Keck Graduate Institute student Laurel Anderson, MSGDA ’22, is working in collaboration with City of Hope’s Department of Computational and Quantitative Medicine (Division of Mathematical Oncology) to develop a more precise method for tracking the progress of patients undergoing treatment to create personalized medical plans.
The work Anderson is doing with City of Hope expands upon the skills she is learning in KGI’s Master of Science in Human Genetics and Genomic Data Analytics (MSGDA) program.
Anderson first completed a bioinformatics internship at City of Hope in the summer of 2021 and has continued to work with them over the course of the year for her capstone project on Acute Myeloid Leukemia (AML).
AML is a heterogeneous, highly malignant type of blood and bone marrow cancer. Generally, patients with AML have poor prognosis, but this can often be improved through bone marrow stem cell transplantation (BMT). City of Hope has one of the largest and most successful BMT centers in the nation.
Anderson recently presented a poster at the 11th Annual Southern California Systems Biology Symposium at UCLA summarizing their research, which analyzes the transcriptome, or full range of messenger RNA (mRNA) molecules, of BCL6 corepressor (BCOR) mutated AML patients who have undergone BMT.
The BCOR gene plays an important role in the function and survival of blood cells. Loss of function BCOR mutations are believed to have several deleterious pathogenic effects in the context of AML, and on the whole, they are believed to serve as a negative prognostic indicator for AML.
One of the goals of Anderson’s capstone project is to investigate whether BCOR mutations contribute toward the transition from a normal cell state to a leukemic cell state during AML disease progression. Using a CLIA-certified, in-house curated gene panel, which enables them to test for specific genes instead of all the genes in the human genome, City of Hope has been able to track patients’ disease progression more effectively and efficiently.
“By taking different blood samples and analyzing them over time, we can determine how well they’re responding to treatment at the gene level,” Anderson said. “If they’re about to relapse, we can see the different gene expressions change. Then, if we anticipate a relapse, we can adjust the treatment to help prevent the relapse or to ensure that the transplant goes the way we hope.”
The team used a mathematical model to stratify the gene expression levels of the controls and the leukemic patients.
“The reason we use mathematics is that it’s objective,” Anderson said. “Machine learning is dependent upon a person putting the parameters into the algorithm. They can create a program to make predictions on disease progression, but the program won’t account for any confounding factors they may be unaware of.”
KGI’s MSGDA program focuses on genomics—specifically, DNA, genomics sequences, and the implications of DNA mutations.
“Downstream from genomics, there’s transcriptomics, which involves mRNA,” Anderson said. “The next level is proteomics, or the study of proteins in a system or organism and how they interact. After that, you have other levels like metabolomics. In computational biology, when you’re making models for predictions, you integrate the different types of levels to get a holistic picture of what’s going on in the body.”

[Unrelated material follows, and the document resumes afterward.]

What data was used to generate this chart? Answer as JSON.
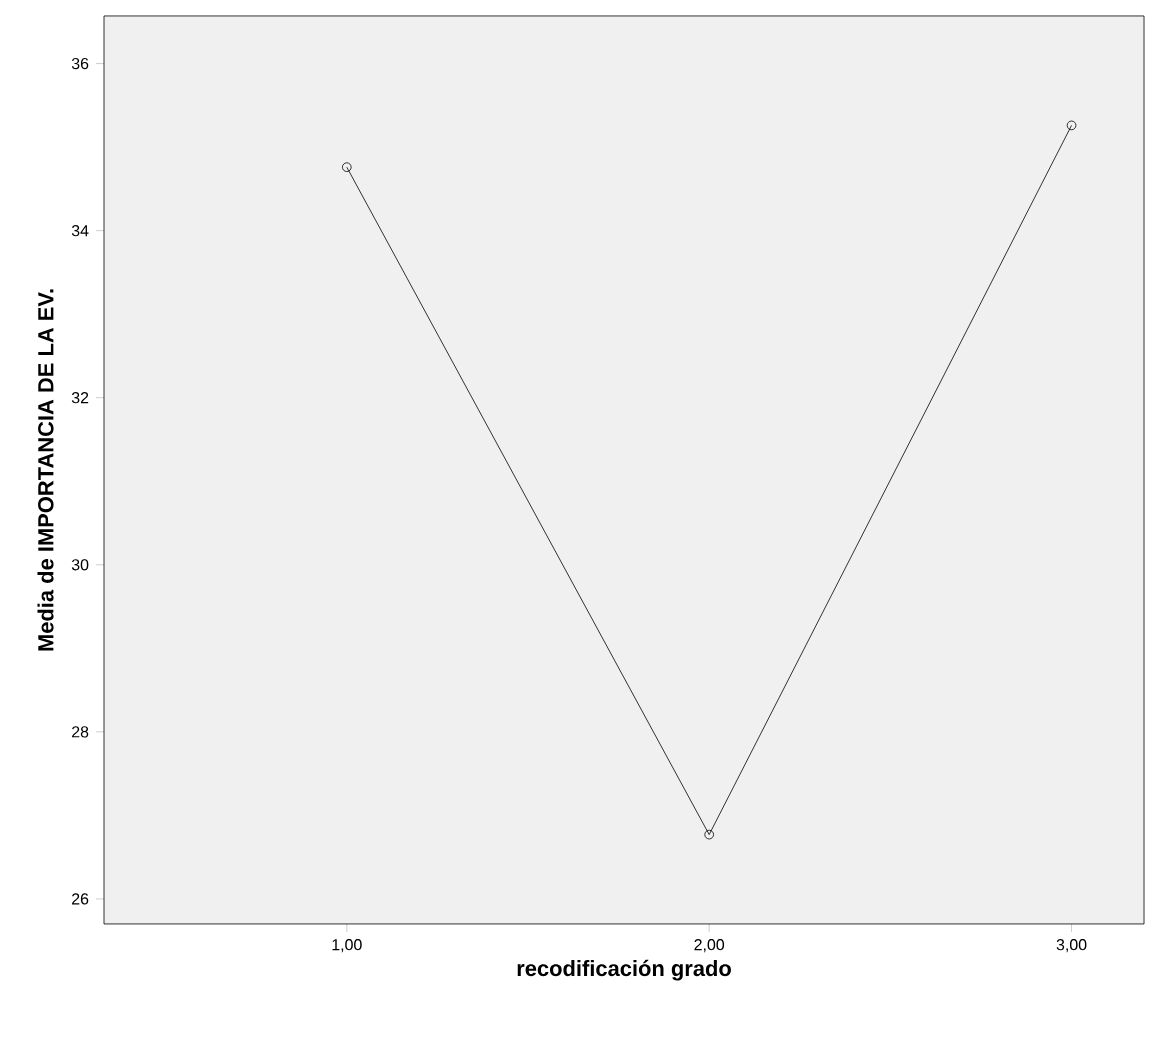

Several KGI faculty members have been particularly influential in guiding Anderson’s journey. Professor of Management Dr. Steven Casper helped her to get out of her comfort zone for a class project which involved contacting companies and hospitals to gain information.
“I was nervous about calling random people, but he was very encouraging and gave us the resources we needed,” Anderson said. “Also, I really admire (MSGDA Program Director) Dr. Barbara Fortini. She has a lot on her plate. Even though many things happened suddenly, and she may not have all the answers, she has handled everything very professionally. I aspire to be like that one day.”
From Professor of Genetics Dr. Barbara Bailus, she learned how to connect with people with different scientific background levels and explain concepts in a way that they can understand. She owes her knowledge of computational biology to Harvey Mudd College Professor of Computer Science Dr. Zachary Dodds, who teaches GENE 312 Programming for the Biosciences at KGI as an Adjunct Professor.
“I would not know anything about programming or coding if it weren’t for his class,” Anderson said. “It’s a great class for beginners, and he’s a fun teacher to listen to.”
Similarly, Dodds has enjoyed working with Anderson.
“It’s been a wonderful opportunity to work with Laurel these past two years,” Dodds said. “In 2020, Laurel’s enthusiasm buoyed our all-Zoom GENE 312 cohort, and I was thrilled when she turned that energy to fall 2021’s course, for which Laurel worked as a peer-tutor (and overall promoter!). This year, as one of Laurel’s capstone advisors, I’ve been excited to watch how deeply Laurel has leveraged her energy and talents, addressing problems in the space where genomics and computation overlap.”
Anderson is currently applying for positions in bioinformatics and computational biology, where she plans to either continue working on treatments for blood and bone marrow cancers or pursue brain cancer research.
“However, if none of those paths work out, then I would like to pursue a career as a comedian in Japan,” Anderson said.
“I know seven languages, and one of my favorites is Japanese. If it wasn’t for COVID, I would have been an exchange student at a Japanese university. But in hindsight, it was good that I came to KGI instead.”